While it’s hard to measure an individual’s impact on the offensive line, the story can often be told through the performance of the group as a whole. It was Mewhort and the bullies up front who forged the way for the Buckeyes to average 242 rush-yards per game, as well as 37.1 points per game, both of which were the highest in the Big Ten. Mewhort helped turn a bunch of baby-faced big bodies into a group of men who controlled the line of scrimmage, and that was paramount for this team’s success.
As Mewhort gears up for his senior campaign, Urban Meyer is thoroughly impressed and is putting a lot of pressure on his appointed captain to lead this team to a National Championship. He mentions Mewhort amongst the likes of his favorite players ever: Tim Tebow and John Simon. In fact, Meyer has an empty space on his wall to hang Mewhort’s no. 74, in honor of his performance as a Buckeye. He’s waiting for Mewhort to solidify that place.
“He’s got self-discipline, self-respect, and work ethic. He’s a guy that’s tough as nails”, said Meyer. “Everything you’d want in a leader.”
While Meyer and his coaching staff have lofty expectations, Mewhort is ready to handle them. When Meyer described Mewhort, he wasn’t trying to get a rise out of Jack. He truly believes that Jack is going to be the next great player. If Jack continues to be Jack, he should have no problem fulfilling them.
Aside from his off-the-field leadership contributions, what can we expect to see from Mewhort in 2013? Again, it is hard to judge an offensive lineman without loads of game-tape, but if the Buckeyes produce as they did last year, it’s much in thanks to Mewhort.
Mewhort should lead Ohio State to an even better offensive season. While last year was great, this season should be historic.

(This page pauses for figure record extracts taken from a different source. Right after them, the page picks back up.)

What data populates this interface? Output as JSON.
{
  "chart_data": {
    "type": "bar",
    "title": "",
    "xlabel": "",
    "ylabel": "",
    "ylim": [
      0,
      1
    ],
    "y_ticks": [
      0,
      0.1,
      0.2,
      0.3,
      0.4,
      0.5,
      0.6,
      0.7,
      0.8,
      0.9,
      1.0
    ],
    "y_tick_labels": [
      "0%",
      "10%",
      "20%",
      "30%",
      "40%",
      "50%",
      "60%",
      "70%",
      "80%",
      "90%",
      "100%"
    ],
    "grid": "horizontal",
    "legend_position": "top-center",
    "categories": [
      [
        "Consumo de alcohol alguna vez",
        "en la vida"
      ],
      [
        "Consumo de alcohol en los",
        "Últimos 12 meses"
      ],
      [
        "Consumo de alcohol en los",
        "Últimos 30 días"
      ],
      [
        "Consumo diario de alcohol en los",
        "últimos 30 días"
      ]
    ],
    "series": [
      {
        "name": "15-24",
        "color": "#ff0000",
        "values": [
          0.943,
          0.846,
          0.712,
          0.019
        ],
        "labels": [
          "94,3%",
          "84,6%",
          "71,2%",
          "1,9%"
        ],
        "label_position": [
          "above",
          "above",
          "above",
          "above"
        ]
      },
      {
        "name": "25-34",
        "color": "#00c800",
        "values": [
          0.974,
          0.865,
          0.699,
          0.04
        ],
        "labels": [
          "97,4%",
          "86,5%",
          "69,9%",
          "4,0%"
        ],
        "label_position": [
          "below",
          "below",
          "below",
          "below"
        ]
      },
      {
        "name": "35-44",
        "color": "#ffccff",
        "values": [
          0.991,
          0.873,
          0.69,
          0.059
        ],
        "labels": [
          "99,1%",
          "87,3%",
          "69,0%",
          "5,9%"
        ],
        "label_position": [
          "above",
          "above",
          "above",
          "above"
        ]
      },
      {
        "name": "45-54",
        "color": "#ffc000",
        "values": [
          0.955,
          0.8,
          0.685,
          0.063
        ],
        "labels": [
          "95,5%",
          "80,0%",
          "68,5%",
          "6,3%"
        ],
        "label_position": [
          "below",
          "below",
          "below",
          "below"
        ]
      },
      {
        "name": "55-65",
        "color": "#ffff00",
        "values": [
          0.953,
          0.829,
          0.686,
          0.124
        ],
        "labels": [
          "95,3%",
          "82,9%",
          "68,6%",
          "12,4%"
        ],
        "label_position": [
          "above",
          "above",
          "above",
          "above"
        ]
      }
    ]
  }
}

With Urban Meyer in his second year, every offensive player should be much more comfortable with the playbook, and thanks to this comfort, the play variety should only be that much more expansive. With more plays and more knowledge, the Buckeyes should be that much more dangerous going into next season.
After some seasons filled with question marks under his belt, Mewhort finally ended alst season with a solid period. This season, he is ready to end his story with an exclamation point.
He knows his line, he knows his schemes, he knows his defenses. His biggest problem, Noah Spence, lines up against him every day at practice.
Mewhort is putting the final touches on his preparation and is rearing and ready to go for his final season in Columbus.
He has a large to-do list in 2013. It begins with earning a spot on the wall of Coach Meyer’s office and ends with him holding up and kissing the Crystal Ball in Pasadena, California.